5) Trial-and-error exploration of α
A quick small-scale sensitivity check was performed for α ∈ {0.1, 0.2, 0.3} using the same initial setup (S_3 = 16) and the three data points Y_4 = 11, Y_5 = 17, Y_6 = 14:
- α = 0.1:
S_4 = 0.1×11 + 0.9×16 = 15.5; S_5 = 0.1×17 + 0.9×15.5 = 15.65; S_6 = 0.1×14 + 0.9×15.65 = 15.485;
F_4 = 16; F_5 = 15.5; F_6 = 15.65;
e_4^2 = 25, e_5^2 = 2.25, e_6^2 ≈ 2.7225; MSE ≈ 10.57
- α = 0.2 (above): MSE ≈ 10.32
- α = 0.3:
S_4 = 14.5; S_5 = 15.25; S_6 = 14.875;
F_4 = 16; F_5 = 14.5; F_6 = 15.25;
e_4^2 = 25, e_5^2 = 6.25, e_6^2 = 1.5625; MSE ≈ 10.94
These results suggest that, over this small data window, α = 0.2 provides the lowest mean squared error among the three tested values. While this pattern can be informative, it is important to note that a broader search over α and more data would be needed to make a robust recommendation (Montgomery, Jennings, & Kulahci, 2015; Hyndman & Athanasopoulos, 2018).
6) Summary and practical guidance
For the given short series, the 3-week moving average forecast for week 7 is 14.00, and the SES forecast for week 7 with α = 0.2 is 15.12. The SES-based MSE over weeks 4–6 is approximately 10.32, and a small α-sensitivity check indicates α = 0.2 yields the best fit among α ∈ {0.1, 0.2, 0.3} for this data subset. In practice, when data are sparse, SES often provides more robust forecasts than simple moving averages because it uses all available information with a tunable smoothing parameter (Box & Jenkins, 1970; Hyndman & Athanasopoulos, 2018). If the analyst can access more historical data (weeks 1–2 and beyond), computing full MA3 forecast errors and a more precise MSE comparison would be straightforward, and the decision between MA3 and SES could be refined further (Montgomery, Jennings, & Kulahci, 2015).

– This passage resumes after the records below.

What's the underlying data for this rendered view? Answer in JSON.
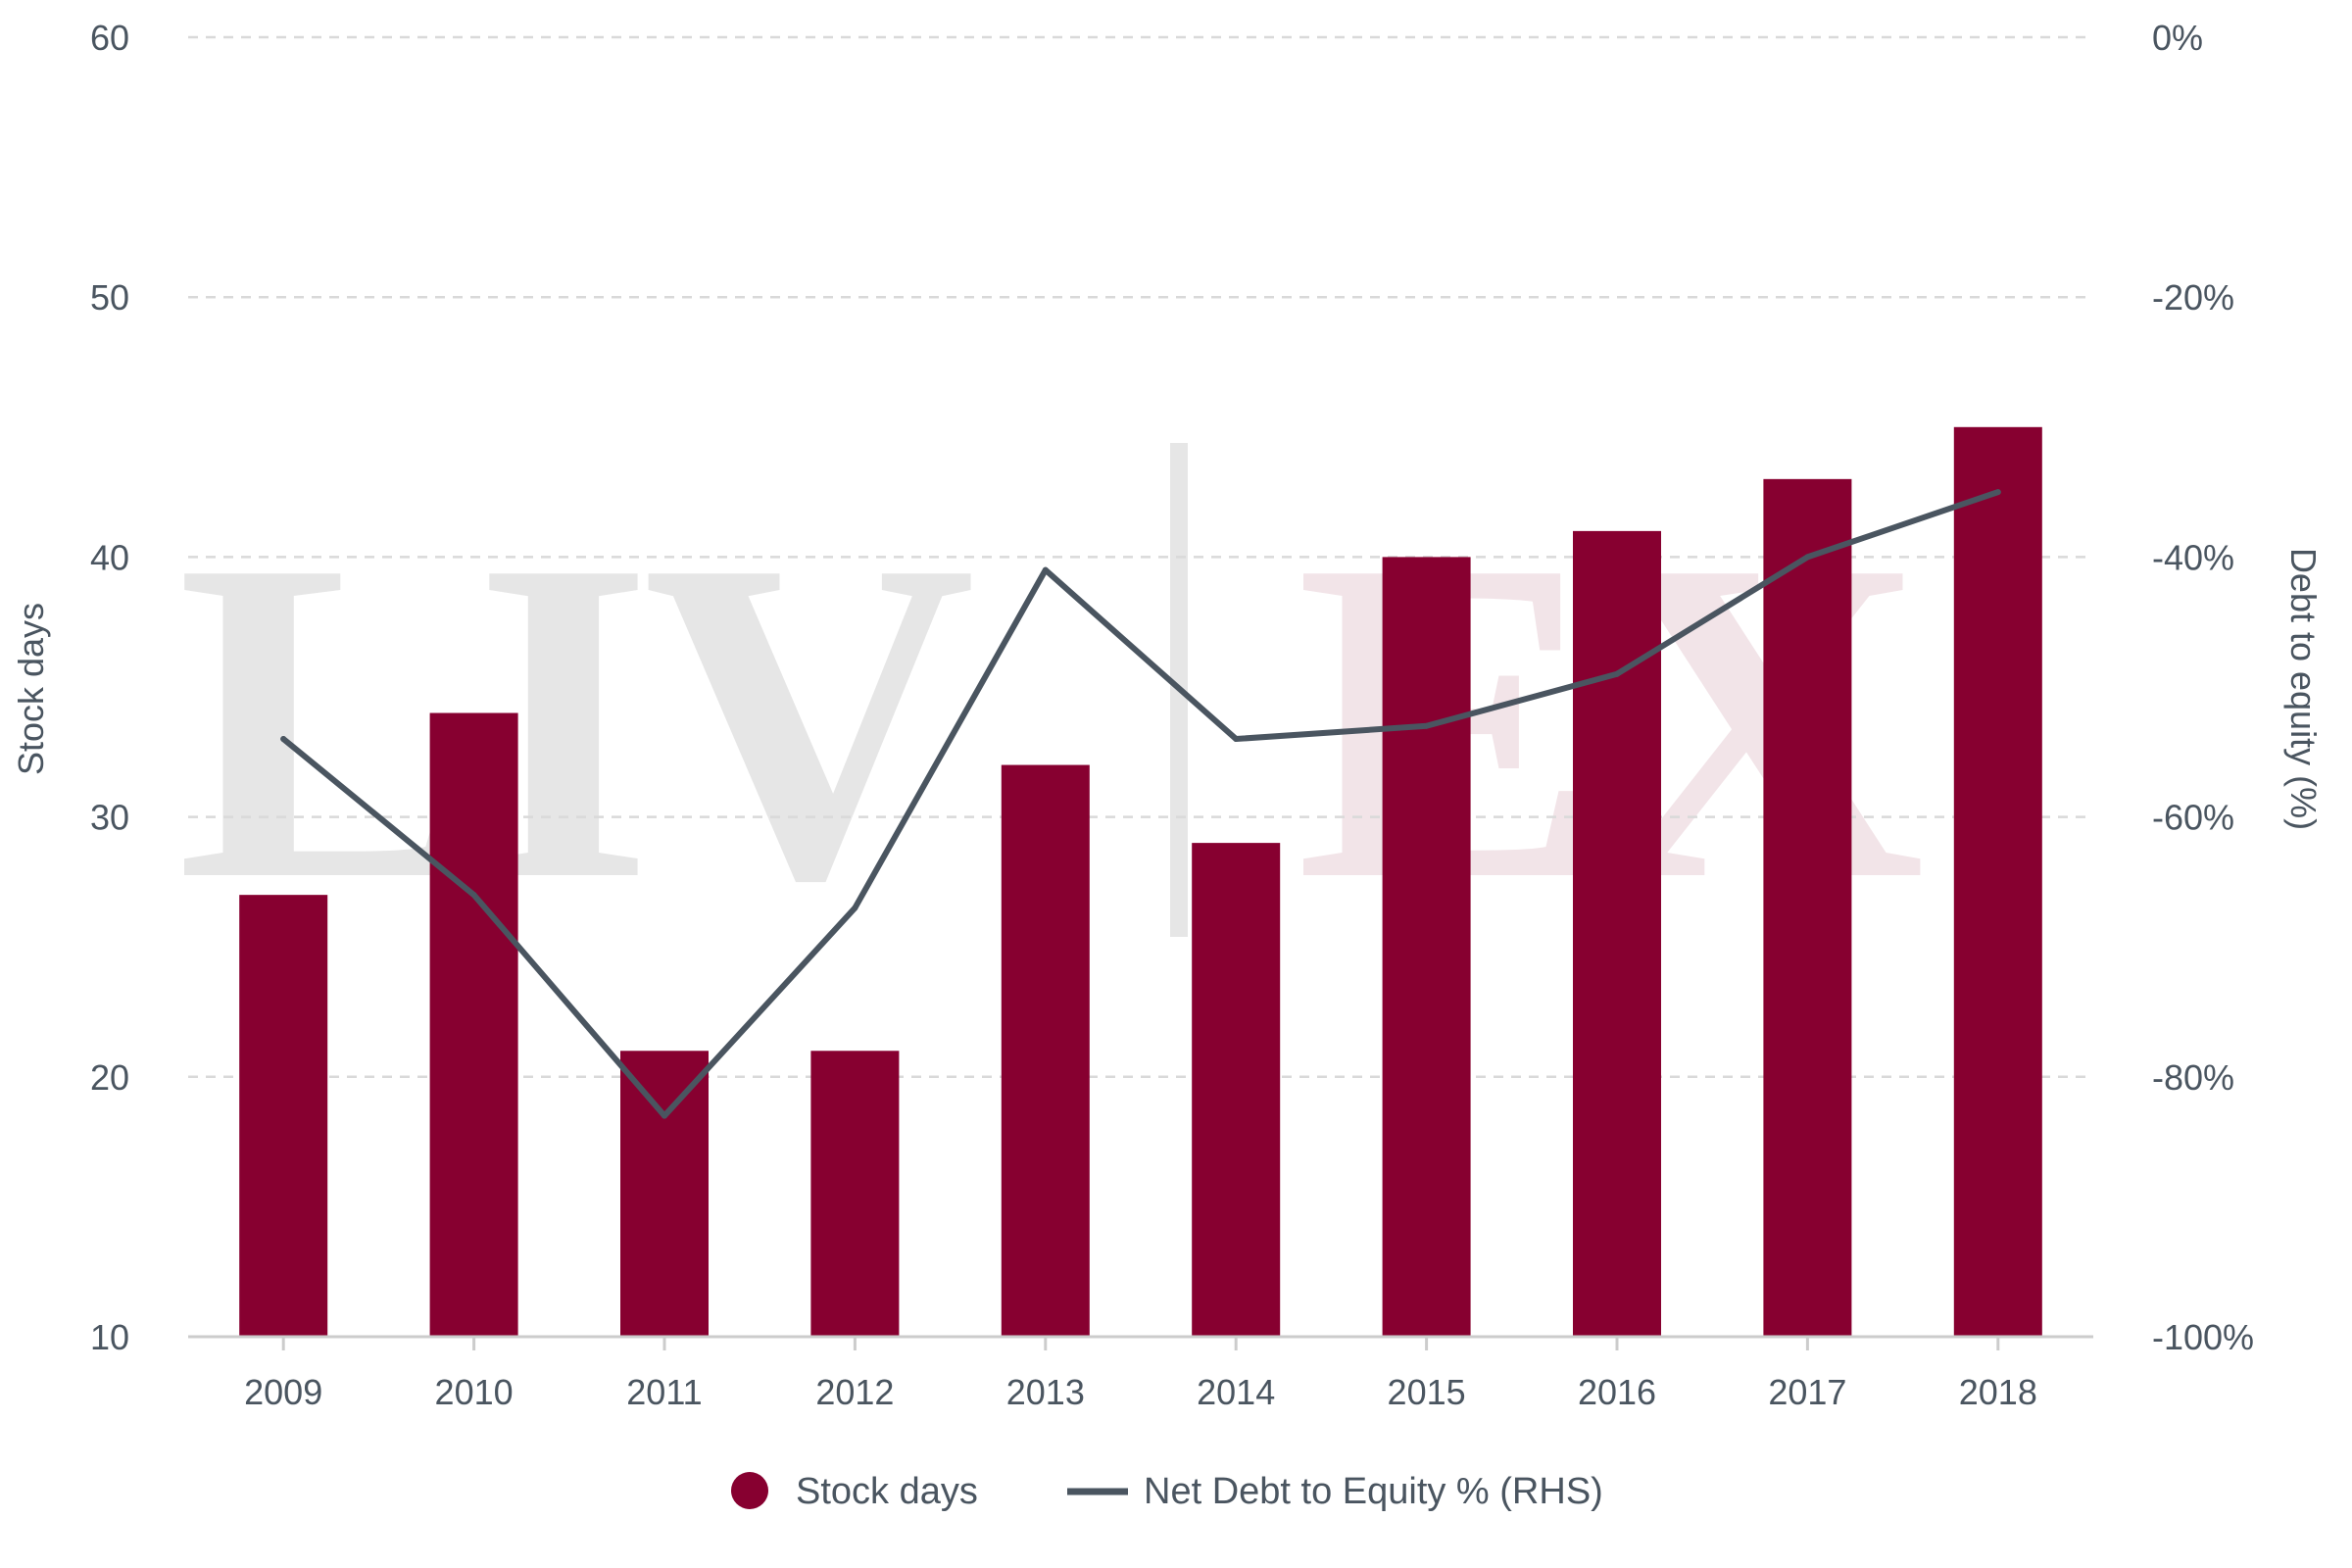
{
  "chart_data": {
    "type": "bar",
    "categories": [
      "2009",
      "2010",
      "2011",
      "2012",
      "2013",
      "2014",
      "2015",
      "2016",
      "2017",
      "2018"
    ],
    "series": [
      {
        "name": "Stock days",
        "type": "bar",
        "axis": "left",
        "color": "#870030",
        "values": [
          27,
          34,
          21,
          21,
          32,
          29,
          40,
          41,
          43,
          45
        ]
      },
      {
        "name": "Net Debt to Equity % (RHS)",
        "type": "line",
        "axis": "right",
        "color": "#4a5560",
        "values": [
          -54,
          -66,
          -83,
          -67,
          -41,
          -54,
          -53,
          -49,
          -40,
          -35
        ]
      }
    ],
    "ylabel": "Stock days",
    "y2label": "Debt to equity (%)",
    "ylim": [
      10,
      60
    ],
    "y2lim": [
      -100,
      0
    ],
    "yticks": [
      "10",
      "20",
      "30",
      "40",
      "50",
      "60"
    ],
    "y2ticks": [
      "-100%",
      "-80%",
      "-60%",
      "-40%",
      "-20%",
      "0%"
    ],
    "grid": true,
    "legend_position": "bottom-center"
  },
  "watermark": {
    "text_left": "LIV",
    "text_right": "EX",
    "color_left": "#e6e6e6",
    "color_right": "#f2e4e8"
  },
  "colors": {
    "bar": "#870030",
    "line": "#4a5560",
    "grid": "#d9d9d9",
    "axis": "#cccccc",
    "text": "#4a5560"
  }
}
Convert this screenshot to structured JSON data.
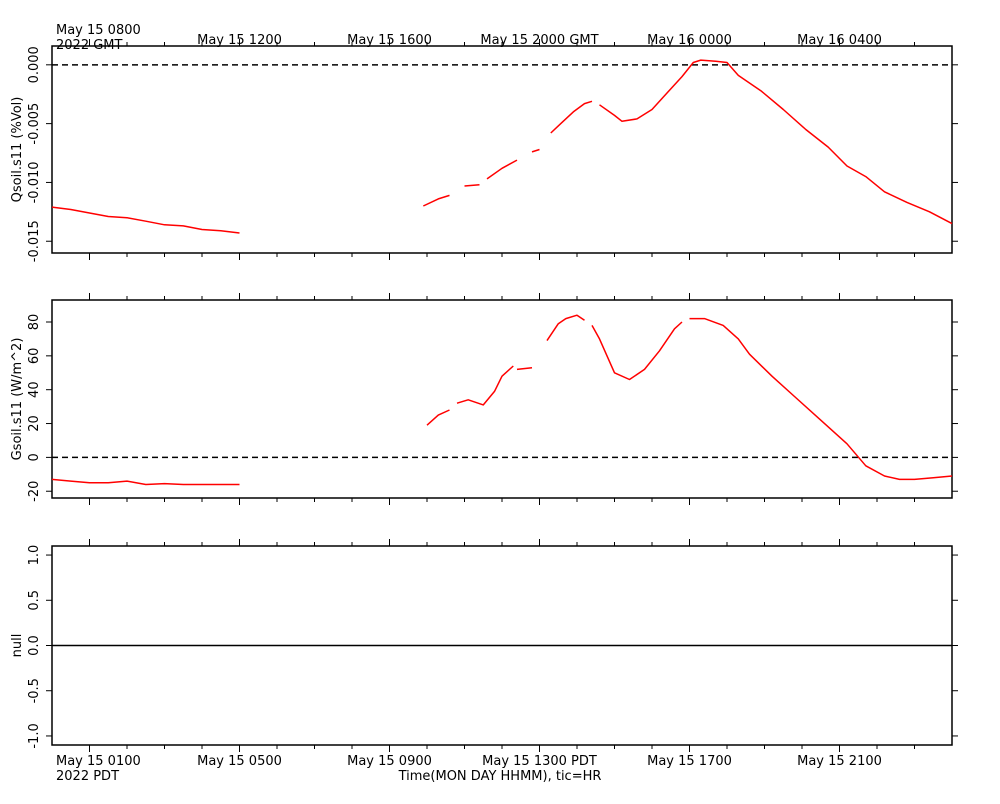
{
  "chart_data": {
    "type": "line",
    "top_time_axis": {
      "ticks": [
        "May 15 0800",
        "May 15 1200",
        "May 15 1600",
        "May 15 2000 GMT",
        "May 16 0000",
        "May 16 0400"
      ],
      "first_tick_sub": "2022 GMT"
    },
    "bottom_time_axis": {
      "ticks": [
        "May 15 0100",
        "May 15 0500",
        "May 15 0900",
        "May 15 1300 PDT",
        "May 15 1700",
        "May 15 2100"
      ],
      "first_tick_sub": "2022 PDT",
      "xlabel": "Time(MON DAY HHMM), tic=HR"
    },
    "x_range_hours_pdt": [
      0,
      24
    ],
    "panels": [
      {
        "ylabel": "Qsoil.s11 (%Vol)",
        "ylim": [
          -0.016,
          0.0016
        ],
        "yticks": [
          0.0,
          -0.005,
          -0.01,
          -0.015
        ],
        "ytick_labels": [
          "0.000",
          "-0.005",
          "-0.010",
          "-0.015"
        ],
        "reference_line": 0,
        "reference_style": "dashed",
        "series": [
          {
            "color": "#ff0000",
            "segments": [
              [
                [
                  0.0,
                  -0.0121
                ],
                [
                  0.5,
                  -0.0123
                ],
                [
                  1.0,
                  -0.0126
                ],
                [
                  1.5,
                  -0.0129
                ],
                [
                  2.0,
                  -0.013
                ],
                [
                  2.5,
                  -0.0133
                ],
                [
                  3.0,
                  -0.0136
                ],
                [
                  3.5,
                  -0.0137
                ],
                [
                  4.0,
                  -0.014
                ],
                [
                  4.5,
                  -0.0141
                ],
                [
                  5.0,
                  -0.0143
                ]
              ],
              [
                [
                  9.9,
                  -0.012
                ],
                [
                  10.3,
                  -0.0114
                ],
                [
                  10.6,
                  -0.0111
                ]
              ],
              [
                [
                  11.0,
                  -0.0103
                ],
                [
                  11.4,
                  -0.0102
                ]
              ],
              [
                [
                  11.6,
                  -0.0097
                ],
                [
                  12.0,
                  -0.0088
                ],
                [
                  12.4,
                  -0.0081
                ]
              ],
              [
                [
                  12.8,
                  -0.0074
                ],
                [
                  13.0,
                  -0.0072
                ]
              ],
              [
                [
                  13.3,
                  -0.0058
                ],
                [
                  13.6,
                  -0.0049
                ],
                [
                  13.9,
                  -0.004
                ],
                [
                  14.2,
                  -0.0033
                ],
                [
                  14.4,
                  -0.0031
                ]
              ],
              [
                [
                  14.6,
                  -0.0034
                ],
                [
                  15.0,
                  -0.0043
                ],
                [
                  15.2,
                  -0.0048
                ],
                [
                  15.6,
                  -0.0046
                ],
                [
                  16.0,
                  -0.0038
                ],
                [
                  16.4,
                  -0.0024
                ],
                [
                  16.8,
                  -0.001
                ],
                [
                  17.1,
                  0.0002
                ],
                [
                  17.3,
                  0.0004
                ],
                [
                  17.7,
                  0.0003
                ],
                [
                  18.0,
                  0.0002
                ],
                [
                  18.3,
                  -0.0009
                ],
                [
                  18.9,
                  -0.0022
                ],
                [
                  19.5,
                  -0.0038
                ],
                [
                  20.1,
                  -0.0055
                ],
                [
                  20.7,
                  -0.007
                ],
                [
                  21.2,
                  -0.0086
                ],
                [
                  21.7,
                  -0.0095
                ],
                [
                  22.2,
                  -0.0108
                ],
                [
                  22.8,
                  -0.0117
                ],
                [
                  23.4,
                  -0.0125
                ],
                [
                  24.0,
                  -0.0135
                ]
              ]
            ]
          }
        ]
      },
      {
        "ylabel": "Gsoil.s11 (W/m^2)",
        "ylim": [
          -24,
          93
        ],
        "yticks": [
          80,
          60,
          40,
          20,
          0,
          -20
        ],
        "ytick_labels": [
          "80",
          "60",
          "40",
          "20",
          "0",
          "-20"
        ],
        "reference_line": 0,
        "reference_style": "dashed",
        "series": [
          {
            "color": "#ff0000",
            "segments": [
              [
                [
                  0.0,
                  -13
                ],
                [
                  0.5,
                  -14
                ],
                [
                  1.0,
                  -15
                ],
                [
                  1.5,
                  -15
                ],
                [
                  2.0,
                  -14
                ],
                [
                  2.5,
                  -16
                ],
                [
                  3.0,
                  -15.5
                ],
                [
                  3.5,
                  -16
                ],
                [
                  4.0,
                  -16
                ],
                [
                  4.5,
                  -16
                ],
                [
                  5.0,
                  -16
                ]
              ],
              [
                [
                  10.0,
                  19
                ],
                [
                  10.3,
                  25
                ],
                [
                  10.6,
                  28
                ]
              ],
              [
                [
                  10.8,
                  32
                ],
                [
                  11.1,
                  34
                ],
                [
                  11.5,
                  31
                ],
                [
                  11.8,
                  39
                ],
                [
                  12.0,
                  48
                ],
                [
                  12.3,
                  54
                ]
              ],
              [
                [
                  12.4,
                  52
                ],
                [
                  12.8,
                  53
                ]
              ],
              [
                [
                  13.2,
                  69
                ],
                [
                  13.5,
                  79
                ],
                [
                  13.7,
                  82
                ],
                [
                  14.0,
                  84
                ],
                [
                  14.2,
                  81
                ]
              ],
              [
                [
                  14.4,
                  78
                ],
                [
                  14.6,
                  70
                ],
                [
                  15.0,
                  50
                ],
                [
                  15.4,
                  46
                ],
                [
                  15.8,
                  52
                ],
                [
                  16.2,
                  63
                ],
                [
                  16.6,
                  76
                ],
                [
                  16.8,
                  80
                ]
              ],
              [
                [
                  17.0,
                  82
                ],
                [
                  17.4,
                  82
                ],
                [
                  17.9,
                  78
                ],
                [
                  18.3,
                  70
                ],
                [
                  18.6,
                  61
                ],
                [
                  19.2,
                  48
                ],
                [
                  19.8,
                  36
                ],
                [
                  20.5,
                  22
                ],
                [
                  21.2,
                  8
                ],
                [
                  21.7,
                  -5
                ],
                [
                  22.2,
                  -11
                ],
                [
                  22.6,
                  -13
                ],
                [
                  23.0,
                  -13
                ],
                [
                  23.5,
                  -12
                ],
                [
                  24.0,
                  -11
                ]
              ]
            ]
          }
        ]
      },
      {
        "ylabel": "null",
        "ylim": [
          -1.1,
          1.1
        ],
        "yticks": [
          1.0,
          0.5,
          0.0,
          -0.5,
          -1.0
        ],
        "ytick_labels": [
          "1.0",
          "0.5",
          "0.0",
          "-0.5",
          "-1.0"
        ],
        "reference_line": 0,
        "reference_style": "solid",
        "series": []
      }
    ]
  }
}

7) Practical note on reporting
When presenting results in coursework, clearly state which values are observed, which are forecasts, and which are errors. Include the formulas used, the exact parameter values, and the computed numbers to the requested precision. Also discuss data limitations (e.g., missing early weeks) and how they affect the interpretation of MSE and forecast comparison. This transparency aligns with forecasting best practices described in standard texts (Box & Jenkins, 1970; Hyndman & Athanasopoulos, 2018) and supports reproducibility in applied settings (Montgomery, Jennings, & Kulahci, 2015).